Nascido em 17 de agosto de 1967, em Florianópolis, Carlos Moisés da Silva tem 54 anos e já foi professor universitário. É bacharel em Direito e mestre em Direito Constitucional (Unisul). Moisés assumiu o governo em 2019, filiado ao PSL de 2018 a 2021. Atualmente, concorre pelo partido Republicanos.
O candidato ingressou no serviço público pela formação na Polícia Militar em 1987 e, em 1990, concluiu o Curso de Formação de Oficiais da Academia. Optou por seguir carreira no Corpo de Bombeiros de Santa Catarina e foi trabalhar em Tubarão, no Sul do estado. Lá, atuou por mais de 30 anos, tendo se tornado Coronel da Reserva do CBMSC.
Carlos Moisés, candidato a governador de Santa Catarina – Foto: Divulgação/NDPesquisa
A gestão de Moisés foi avaliada pelos catarinenses em julho de 2021 em uma pesquisa feita pelo Instituto Lupi & Associados, encomendada pelo Grupo ND.
SeguirO trabalho do governador foi avaliado como ‘regular’ por 40,8% dos entrevistados. A administração foi considerada ‘Ótima’ por 4%; ‘Boa’ por 28,1%; ‘Ruim’ por 13,4% e ‘Péssima’ por 12,1%.
A saúde foi a área pior avaliada pelos moradores do Estado, especialmente sobre a crise sanitária global da Covid-19.
Na pesquisa, 35,2% consideraram esse o setor em que Moisés realizava o pior trabalho até aquele momento.

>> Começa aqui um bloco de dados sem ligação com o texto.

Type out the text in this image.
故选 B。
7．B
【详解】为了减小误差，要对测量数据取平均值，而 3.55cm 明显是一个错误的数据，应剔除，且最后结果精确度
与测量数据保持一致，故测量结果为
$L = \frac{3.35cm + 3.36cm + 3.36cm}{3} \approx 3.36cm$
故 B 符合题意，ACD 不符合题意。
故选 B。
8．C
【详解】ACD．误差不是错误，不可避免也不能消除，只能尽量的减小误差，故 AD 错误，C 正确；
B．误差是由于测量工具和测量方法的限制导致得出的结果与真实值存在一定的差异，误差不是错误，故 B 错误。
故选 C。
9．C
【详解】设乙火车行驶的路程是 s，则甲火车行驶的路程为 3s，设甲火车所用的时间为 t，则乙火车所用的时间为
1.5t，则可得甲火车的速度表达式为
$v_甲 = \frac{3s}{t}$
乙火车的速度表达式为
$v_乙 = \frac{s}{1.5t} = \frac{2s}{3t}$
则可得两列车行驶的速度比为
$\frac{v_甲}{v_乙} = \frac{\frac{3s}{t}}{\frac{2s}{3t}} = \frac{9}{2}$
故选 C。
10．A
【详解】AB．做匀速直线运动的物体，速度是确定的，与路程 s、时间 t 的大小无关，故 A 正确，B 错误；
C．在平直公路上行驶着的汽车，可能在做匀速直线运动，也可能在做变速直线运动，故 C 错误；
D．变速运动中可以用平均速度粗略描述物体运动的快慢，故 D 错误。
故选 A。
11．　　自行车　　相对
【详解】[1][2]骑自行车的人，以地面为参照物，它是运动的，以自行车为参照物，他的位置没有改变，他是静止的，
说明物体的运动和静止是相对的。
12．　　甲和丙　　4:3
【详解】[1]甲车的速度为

A geração de empregos foi a mais bem avaliada, sendo respondida por 19% dos entrevistados como a melhor área da administração do governador.
Eleito com 71,09% dos votos válidos
Politicamente, a carreira de Carlos Moisés surpreendeu, tanto por seu ineditismo, pois é coronel da Reserva do CBMSC, quanto pela representatividade eleitoral.
Em 2018 recebeu 71,09% dos votos válidos, em segundo turno, contra o deputado estadual Gelson Merísio (Solidariedade).
Durante o primeiro mandato, suas ações foram marcadas por momentos conturbados, principalmente na pandemia da Covid-19.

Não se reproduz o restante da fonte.